Argentinos Juniors, Estadio Diego Armando Maradona

Based in the Barrio of La Paternal around a 40 minute walk from our Airbnb, Argentinos Juniors aren’t by any means Buenos Aires biggest club but are certainly one of its most important. The club is probably best known for giving Diego Maradona his debut in senior football aged just 15. El Pibe de Oro enjoyed five years in La Paternal before moving on to bigger things with Boca, Barcelona and Napoli. Maradona is probably the best example of El Bicho’s notable youth system that has also provided the likes of Juan Román Riquelme, Fernando Redondo, Esteban Cambiasso, and, erm, Julio Arca. It’s not just in youth football where Argentinos Juniors have excelled, in the mid-1980’s the club had its most successful period winning two titles, the Libertadores and Copa Interamericana in a three year period. The club just missed out on the Intercontinental title in 1985 drawing 2-2 with Italian giants Juventus, going down 4-2 on penalties in Tokyo.

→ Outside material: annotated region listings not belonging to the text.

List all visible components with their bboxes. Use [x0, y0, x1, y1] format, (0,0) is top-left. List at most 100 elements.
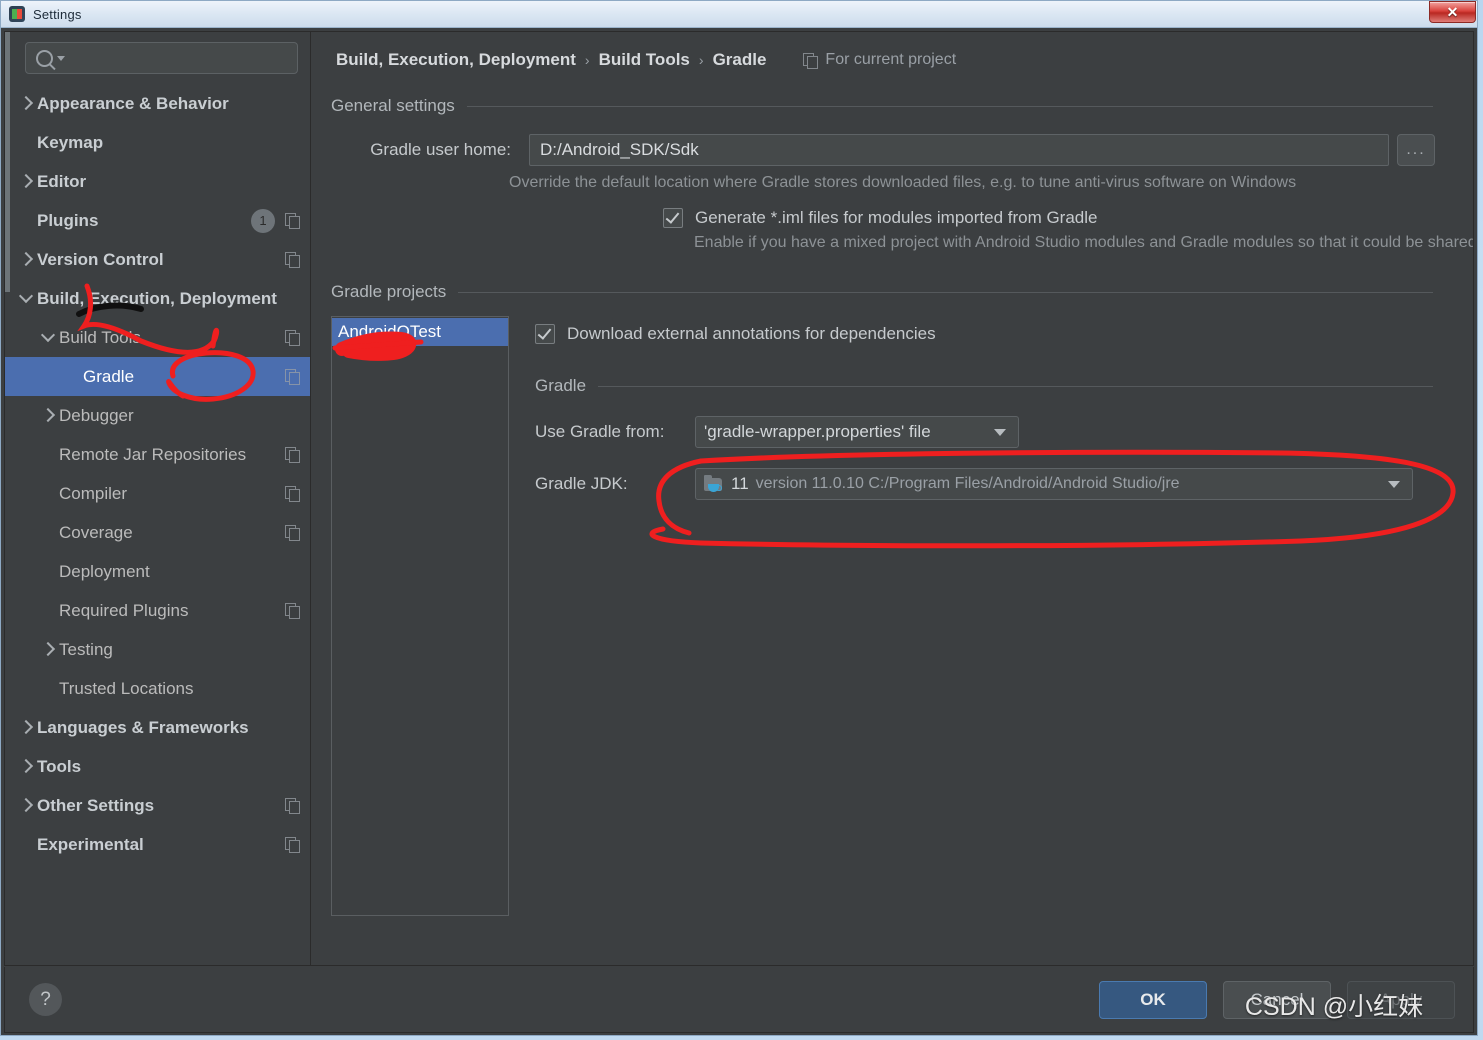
- copy-icon: [285, 252, 300, 268]
- use-gradle-from-value: 'gradle-wrapper.properties' file: [704, 422, 931, 441]
- sidebar-item-build-tools[interactable]: Build Tools: [5, 318, 310, 357]
- sidebar-item-remote-jar-repositories[interactable]: Remote Jar Repositories: [5, 435, 310, 474]
- copy-icon: [285, 369, 300, 385]
- sidebar-item-debugger[interactable]: Debugger: [5, 396, 310, 435]
- sidebar-item-compiler[interactable]: Compiler: [5, 474, 310, 513]
- gradle-sub-section-header: Gradle: [535, 376, 1433, 396]
- breadcrumb-separator-icon: ›: [698, 52, 704, 68]
- generate-iml-label: Generate *.iml files for modules importe…: [695, 208, 1098, 227]
- sidebar-item-label: Languages & Frameworks: [37, 717, 249, 737]
- for-current-project-label: For current project: [799, 51, 956, 69]
- sidebar-item-label: Build Tools: [59, 327, 141, 347]
- sidebar-item-version-control[interactable]: Version Control: [5, 240, 310, 279]
- gradle-user-home-row: Gradle user home: D:/Android_SDK/Sdk ...: [311, 134, 1473, 166]
- chevron-down-icon: [994, 428, 1006, 436]
- chevron-right-icon: [15, 797, 37, 813]
- sidebar-item-plugins[interactable]: Plugins 1: [5, 201, 310, 240]
- gradle-user-home-input[interactable]: D:/Android_SDK/Sdk: [529, 134, 1389, 166]
- generate-iml-row[interactable]: Generate *.iml files for modules importe…: [311, 208, 1473, 228]
- sidebar-item-label: Other Settings: [37, 795, 155, 815]
- settings-dialog: Settings ✕ Appearance & Behavior Keymap Ed…: [0, 0, 1478, 1036]
- sidebar-item-label: Compiler: [59, 483, 128, 503]
- copy-icon: [285, 837, 300, 853]
- project-list[interactable]: AndroidQTest: [331, 316, 509, 916]
- sidebar-item-label: Testing: [59, 639, 113, 659]
- search-input[interactable]: [25, 42, 298, 74]
- sidebar-item-coverage[interactable]: Coverage: [5, 513, 310, 552]
- chevron-right-icon: [37, 407, 59, 423]
- breadcrumb-part-2[interactable]: Build Tools: [599, 50, 690, 70]
- help-button[interactable]: ?: [29, 983, 62, 1016]
- settings-sidebar: Appearance & Behavior Keymap Editor Plugins…: [5, 32, 311, 965]
- download-annotations-checkbox[interactable]: [535, 324, 555, 344]
- settings-content: Build, Execution, Deployment › Build Too…: [311, 32, 1473, 965]
- sidebar-item-trusted-locations[interactable]: Trusted Locations: [5, 669, 310, 708]
- copy-icon: [285, 603, 300, 619]
- sidebar-item-languages-frameworks[interactable]: Languages & Frameworks: [5, 708, 310, 747]
- breadcrumb: Build, Execution, Deployment › Build Too…: [311, 32, 1473, 70]
- copy-icon: [803, 52, 819, 69]
- sidebar-item-deployment[interactable]: Deployment: [5, 552, 310, 591]
- chevron-right-icon: [15, 95, 37, 111]
- gradle-projects-title: Gradle projects: [331, 282, 447, 301]
- sidebar-item-other-settings[interactable]: Other Settings: [5, 786, 310, 825]
- gradle-jdk-detail: version 11.0.10 C:/Program Files/Android…: [755, 475, 1180, 492]
- breadcrumb-part-1[interactable]: Build, Execution, Deployment: [336, 50, 576, 70]
- sidebar-item-build-execution-deployment[interactable]: Build, Execution, Deployment: [5, 279, 310, 318]
- search-icon: [36, 49, 53, 67]
- use-gradle-from-dropdown[interactable]: 'gradle-wrapper.properties' file: [695, 416, 1019, 448]
- chevron-down-icon: [1388, 480, 1400, 488]
- copy-icon: [285, 447, 300, 463]
- sidebar-item-label: Debugger: [59, 405, 134, 425]
- sidebar-item-label: Version Control: [37, 249, 164, 269]
- sidebar-item-editor[interactable]: Editor: [5, 162, 310, 201]
- sidebar-item-testing[interactable]: Testing: [5, 630, 310, 669]
- android-studio-icon: [9, 6, 25, 22]
- sidebar-item-label: Keymap: [37, 132, 104, 152]
- title-bar: Settings ✕: [1, 1, 1477, 28]
- download-annotations-label: Download external annotations for depend…: [567, 324, 936, 343]
- chevron-down-icon: [15, 288, 37, 306]
- gradle-projects-section-header: Gradle projects: [331, 282, 1433, 302]
- close-icon[interactable]: ✕: [1429, 1, 1476, 23]
- section-divider: [466, 105, 1433, 107]
- gradle-jdk-dropdown[interactable]: 11 version 11.0.10 C:/Program Files/Andr…: [695, 468, 1413, 500]
- copy-icon: [285, 330, 300, 346]
- gradle-user-home-label: Gradle user home:: [370, 140, 511, 159]
- general-settings-title: General settings: [331, 96, 455, 115]
- chevron-right-icon: [15, 719, 37, 735]
- sidebar-item-experimental[interactable]: Experimental: [5, 825, 310, 864]
- sidebar-item-label: Appearance & Behavior: [37, 93, 229, 113]
- list-item[interactable]: AndroidQTest: [332, 318, 508, 346]
- gradle-sub-section-title: Gradle: [535, 376, 587, 395]
- ok-button[interactable]: OK: [1099, 980, 1207, 1019]
- generate-iml-hint: Enable if you have a mixed project with …: [694, 234, 1473, 251]
- generate-iml-checkbox[interactable]: [663, 208, 683, 228]
- use-gradle-from-row: Use Gradle from: 'gradle-wrapper.propert…: [535, 416, 1433, 448]
- sidebar-item-appearance-behavior[interactable]: Appearance & Behavior: [5, 84, 310, 123]
- sidebar-item-tools[interactable]: Tools: [5, 747, 310, 786]
- copy-icon: [285, 213, 300, 229]
- jdk-folder-icon: [704, 474, 724, 493]
- breadcrumb-part-3[interactable]: Gradle: [713, 50, 767, 70]
- section-divider: [458, 291, 1433, 293]
- sidebar-item-label: Required Plugins: [59, 600, 189, 620]
- browse-button[interactable]: ...: [1397, 134, 1435, 166]
- sidebar-item-required-plugins[interactable]: Required Plugins: [5, 591, 310, 630]
- sidebar-item-label: Plugins: [37, 210, 99, 230]
- sidebar-item-label: Experimental: [37, 834, 144, 854]
- section-divider: [598, 385, 1433, 387]
- sidebar-item-label: Deployment: [59, 561, 150, 581]
- sidebar-item-label: Build, Execution, Deployment: [37, 288, 277, 308]
- copy-icon: [285, 486, 300, 502]
- download-annotations-row[interactable]: Download external annotations for depend…: [535, 316, 1433, 344]
- gradle-jdk-version: 11: [731, 474, 749, 493]
- sidebar-item-label: Trusted Locations: [59, 678, 194, 698]
- sidebar-item-keymap[interactable]: Keymap: [5, 123, 310, 162]
- settings-tree: Appearance & Behavior Keymap Editor Plugins…: [5, 80, 310, 965]
- watermark: CSDN @小红妹: [1244, 993, 1424, 1021]
- sidebar-item-gradle[interactable]: Gradle: [5, 357, 310, 396]
- sidebar-item-label: Remote Jar Repositories: [59, 444, 247, 464]
- gradle-projects-area: AndroidQTest Download external annotatio…: [311, 316, 1473, 916]
- copy-icon: [285, 525, 300, 541]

I was told prior to the trip that Argentinos matches were easy to pick up tickets for on the day, so we took the walk to the ground walking through Chacarito to La Platernal. A warm pleasant night for two pretty knackered travellers that had got off a 14 hour flight earlier that morning. Most games in Argentina are staggered throughout the weekend so the match against Rosario Central kicked off at 9:10. After being sent around the stadium by security we eventually found the ticket office and picked up two tickets in the stand costing A$1,500 (around £18) each. Next to the ticket office was a fantastic unofficial merchandise shop where in an area smaller than most peoples front rooms was pretty much every piece of Argentinos Juniors stuff you could think of where, of course I bought a magnet.

To attend Argentine games you need to take a form of ID, so if you do go always make sure you carry your passport with you. Driving Licenses often aren’t enough. We made our way through the security lines and into the main stand. Booze isn’t sold at grounds in Argentina, so if you want pints stay out of the ground until kick off. In this case we had turned up probably a bit too early. I’d seen beforehand Argentinos tunnel was an inflatable Diego Maradona, I can’t lie this was one of the big draws to go and watch them. When we arrived there it wasn’t there, in fact there was no sign of it. Genuinely the most disappointing starts to the trip… or so I thought. Argentine stadiums might a little more tired than their English counterparts however the quality of their inflatable tunnels is unrivalled. Around ten minutes before kickoff, in no time at all, Caterpilliego was rolled out and inflated ready for the match. Is this the greatest example of engineering ever? For me, yes.

As the Barra brava spilled into the ground the teams came out and we were ready to go, both teams were on 36 points with an outside chance of Libertadores qualification. In this blog I won’t really go deep into football, it’s more about the experience, what I will say though is this was great fun. An end to end game with both teams going for it, lots of hard tackles, excellent foot work, all without the histrionics that seem to dominate in Europe. Our first 45 minutes in Argentina saw 2 goals, a near miss from the halfway line, a back header well saved, as it ended 1-1 Rosario took the lead after 15 minutes from a corner, clever flick on and back post finish. Argentinos drew level with a back post ball that was headed home wonderfully, similar neck muscle action to Gullit against the USSR in the Euro 88 Final.

The second half was similar to the first, plenty of attacking football as both teams tried to find a goal, a red card for the Rosario manager and a winner for Argentinos with a well struck volley from the outside of the area. It took a slight nick on the way through but was an excellent strike. Oh, and I had already found my favourite player of the whole trip in 39 year old Uruguayan journeyman Santiago Silva. The big baldy boy ran himself into the ground all match. Did that really matter? In all honesty no because Diego tunnel was being inflated again.

After the match we popped to a bar across the road for a Quilmes and a chat before our walk home. It was essentially a shrine to Diego and included a full size model of the Libertadores. This wouldn’t be our last run in with a full size Libertadores or shrines to Diego for that matter. We made our way back to the apartment after our first Argentine adventure. While reasonably quiet, a fantastic opener after a long day. It was onto Boca the next day.